Merakına tamamen gafil avlanarak elinde ki çalılara sıkı sıkıya asılıp kulübeye iyice yaklaşmayı denedi.

" Her yeni bir şey hatırlayışın da daha da kötüye gideceğini sende biliyorsun. Bu onun için iyi değil. Kendine yeniden zarar vermesini istemiyorum. "

İlk sesin sahibi, yeni komşularından başkası değildi.

Ne yani?  Abisi ve yeni komşu birbirlerini tanıyorlar mıydı? Çünkü sadece az bir vakit olmuştu o taşınalı.

" O zaman yanında olup onu koru. Bu senin işin. Beni ilgilendirmiyor. "

Minseok'un sesi alabildiğine katı ve soğuk çıkarken konuşurken bir kez bile tereddüt etmiyordu. Sehun neredeyse şaşkınlıktan küçük dilini yutacak duruma gelmişti. Adımlarını kesip tahtanın arkasında durmaya ve dinlemeye devam etti.

" Her zaman yanında olamam. "

" Bak, her şeyi hatırlaması benim işime yarar, anlıyor musun? "

Sehun, tahtanın üzerinde ki minik delikten bakarak nasıl bir durumun içinde olduğunu kontrol etmeye devam etti.

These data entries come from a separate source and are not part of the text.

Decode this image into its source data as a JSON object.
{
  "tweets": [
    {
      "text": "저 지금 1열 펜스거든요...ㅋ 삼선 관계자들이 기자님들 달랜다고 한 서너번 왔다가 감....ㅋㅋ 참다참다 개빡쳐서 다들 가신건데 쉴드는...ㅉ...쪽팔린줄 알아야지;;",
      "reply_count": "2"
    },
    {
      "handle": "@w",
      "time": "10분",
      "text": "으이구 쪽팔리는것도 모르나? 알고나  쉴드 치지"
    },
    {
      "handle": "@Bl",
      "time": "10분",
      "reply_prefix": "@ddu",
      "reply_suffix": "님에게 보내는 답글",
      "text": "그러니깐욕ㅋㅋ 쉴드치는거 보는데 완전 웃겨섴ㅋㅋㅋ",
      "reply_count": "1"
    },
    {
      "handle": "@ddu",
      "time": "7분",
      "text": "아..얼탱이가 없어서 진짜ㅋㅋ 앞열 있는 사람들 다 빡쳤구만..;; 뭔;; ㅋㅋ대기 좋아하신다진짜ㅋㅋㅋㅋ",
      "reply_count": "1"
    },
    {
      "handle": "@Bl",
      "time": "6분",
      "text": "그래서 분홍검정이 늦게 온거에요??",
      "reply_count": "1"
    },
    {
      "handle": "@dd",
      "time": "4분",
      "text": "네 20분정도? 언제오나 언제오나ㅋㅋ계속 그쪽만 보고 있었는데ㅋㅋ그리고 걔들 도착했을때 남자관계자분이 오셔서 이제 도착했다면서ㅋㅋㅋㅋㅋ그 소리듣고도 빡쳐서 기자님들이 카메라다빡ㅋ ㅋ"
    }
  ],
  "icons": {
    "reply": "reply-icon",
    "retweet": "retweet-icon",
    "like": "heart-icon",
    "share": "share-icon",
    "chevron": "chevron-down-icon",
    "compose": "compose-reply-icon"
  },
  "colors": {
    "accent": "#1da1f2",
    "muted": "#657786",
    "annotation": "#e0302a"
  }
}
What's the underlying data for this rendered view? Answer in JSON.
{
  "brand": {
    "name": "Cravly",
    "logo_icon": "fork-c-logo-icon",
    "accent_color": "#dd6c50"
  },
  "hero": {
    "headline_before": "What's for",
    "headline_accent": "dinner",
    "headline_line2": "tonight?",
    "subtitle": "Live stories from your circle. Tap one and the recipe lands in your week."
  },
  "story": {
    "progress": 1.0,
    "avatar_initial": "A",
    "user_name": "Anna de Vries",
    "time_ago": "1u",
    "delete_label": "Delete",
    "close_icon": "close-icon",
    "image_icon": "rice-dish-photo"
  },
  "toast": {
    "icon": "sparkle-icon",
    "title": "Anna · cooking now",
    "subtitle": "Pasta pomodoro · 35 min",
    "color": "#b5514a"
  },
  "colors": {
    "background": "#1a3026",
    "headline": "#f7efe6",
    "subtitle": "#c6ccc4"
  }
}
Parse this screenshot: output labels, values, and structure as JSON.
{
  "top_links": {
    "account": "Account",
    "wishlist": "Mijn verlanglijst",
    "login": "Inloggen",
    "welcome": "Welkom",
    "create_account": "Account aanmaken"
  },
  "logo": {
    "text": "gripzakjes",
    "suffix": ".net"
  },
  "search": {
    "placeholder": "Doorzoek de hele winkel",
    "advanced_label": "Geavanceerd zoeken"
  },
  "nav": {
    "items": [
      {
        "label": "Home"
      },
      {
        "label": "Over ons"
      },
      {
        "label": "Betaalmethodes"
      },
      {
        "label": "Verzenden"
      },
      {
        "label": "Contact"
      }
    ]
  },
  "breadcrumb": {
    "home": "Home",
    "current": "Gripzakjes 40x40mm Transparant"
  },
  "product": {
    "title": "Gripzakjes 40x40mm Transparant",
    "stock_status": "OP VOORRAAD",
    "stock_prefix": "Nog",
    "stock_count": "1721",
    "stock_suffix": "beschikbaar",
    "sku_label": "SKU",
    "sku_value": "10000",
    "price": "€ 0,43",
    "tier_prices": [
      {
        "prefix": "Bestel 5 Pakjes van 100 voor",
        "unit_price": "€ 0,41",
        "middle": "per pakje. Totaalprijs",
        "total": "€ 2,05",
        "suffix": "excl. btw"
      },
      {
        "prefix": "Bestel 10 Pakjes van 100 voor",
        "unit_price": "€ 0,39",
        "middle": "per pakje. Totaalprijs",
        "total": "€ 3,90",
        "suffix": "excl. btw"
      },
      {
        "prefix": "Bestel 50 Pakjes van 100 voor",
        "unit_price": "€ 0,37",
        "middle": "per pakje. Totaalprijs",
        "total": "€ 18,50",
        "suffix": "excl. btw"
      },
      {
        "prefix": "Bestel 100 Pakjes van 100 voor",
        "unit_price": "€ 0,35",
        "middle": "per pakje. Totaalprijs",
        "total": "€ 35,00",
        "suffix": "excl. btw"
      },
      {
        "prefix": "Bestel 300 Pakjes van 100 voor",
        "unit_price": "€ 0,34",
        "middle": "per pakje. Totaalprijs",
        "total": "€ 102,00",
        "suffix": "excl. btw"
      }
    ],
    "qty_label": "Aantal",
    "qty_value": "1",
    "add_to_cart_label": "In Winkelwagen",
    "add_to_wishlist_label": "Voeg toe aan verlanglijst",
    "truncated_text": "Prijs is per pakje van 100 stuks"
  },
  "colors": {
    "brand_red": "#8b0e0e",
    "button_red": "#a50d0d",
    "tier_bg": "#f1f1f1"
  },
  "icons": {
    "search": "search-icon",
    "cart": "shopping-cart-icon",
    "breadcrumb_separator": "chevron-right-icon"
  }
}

" Ona zarar gelirse, önce babanı ondan sonra seni öldürürüm, sen beni anlıyor musun? "

Seo Jung Hoo'nun sesi Sehun'un tüm iliklerine işlerken gözlerinde ki bakıştan tehdidinin boş olmadığını kolayca söyleyebilirdi.

Çok karanlıktı. Her şeyiyle. Sesi, bakışları hatta abisine karşı duruşu bile.

Sehun onu ilk gördüğü zaman da anlamıştı. Miryo'ya çevrili olan auranın çok daha koyusu onun etrafını çepeçevre sarmıştı ve bundan kurtuluşu var gibi de gözükmüyordu.

Komşusunun kiralık katil olabilme ihtimali var mıydı?

Ne işler dönüyordu burada?

" Ahn Miryo her şeyi hatırladıktan sonra bir daha annesinin yüzüne bakar mı sence? "

" Ahn Kahi'nin senin küçük planlarınla yıkılacak biri olduğunu mu sanıyorsun? O kadının ne kadar kurnaz olduğunu tahmin edemezsin. "

Sehun'un küçük delikten gördüğü kadarıyla Junghoo, kollarını çaprazlamış sırtını yıkık kulübenin içinde çıkan meşe ağacının gövdesine yaslamıştı.

Sehun ona baktığın da gördüğü tek şey karanlıktı.

" Ahn Kahi, kendi kızı ve kocası onu sırtından bıçaklayınca yıkılacak. O zaman anneme yaptığı her şeyin bedelini ona ödeteceğim. "

Junghoo'nun ağzından alayla bir kıkırdama kaçarken Minseok oldukça öfkeli bir şekilde dişlerini sıkarak konuşuyordu, kardeşinin hemen yanında her şeyi duyduğunda bir haber. Sehun bir süreliğine, komşusunun bakışlarının onun olduğu tarafa doğru döndüğüne yemin edebilirdi. Onu görmüş müydü?

Kesinlikle görmüştü.

" Annenin onun yüzünden öldüğünü mü düşünüyorsun? "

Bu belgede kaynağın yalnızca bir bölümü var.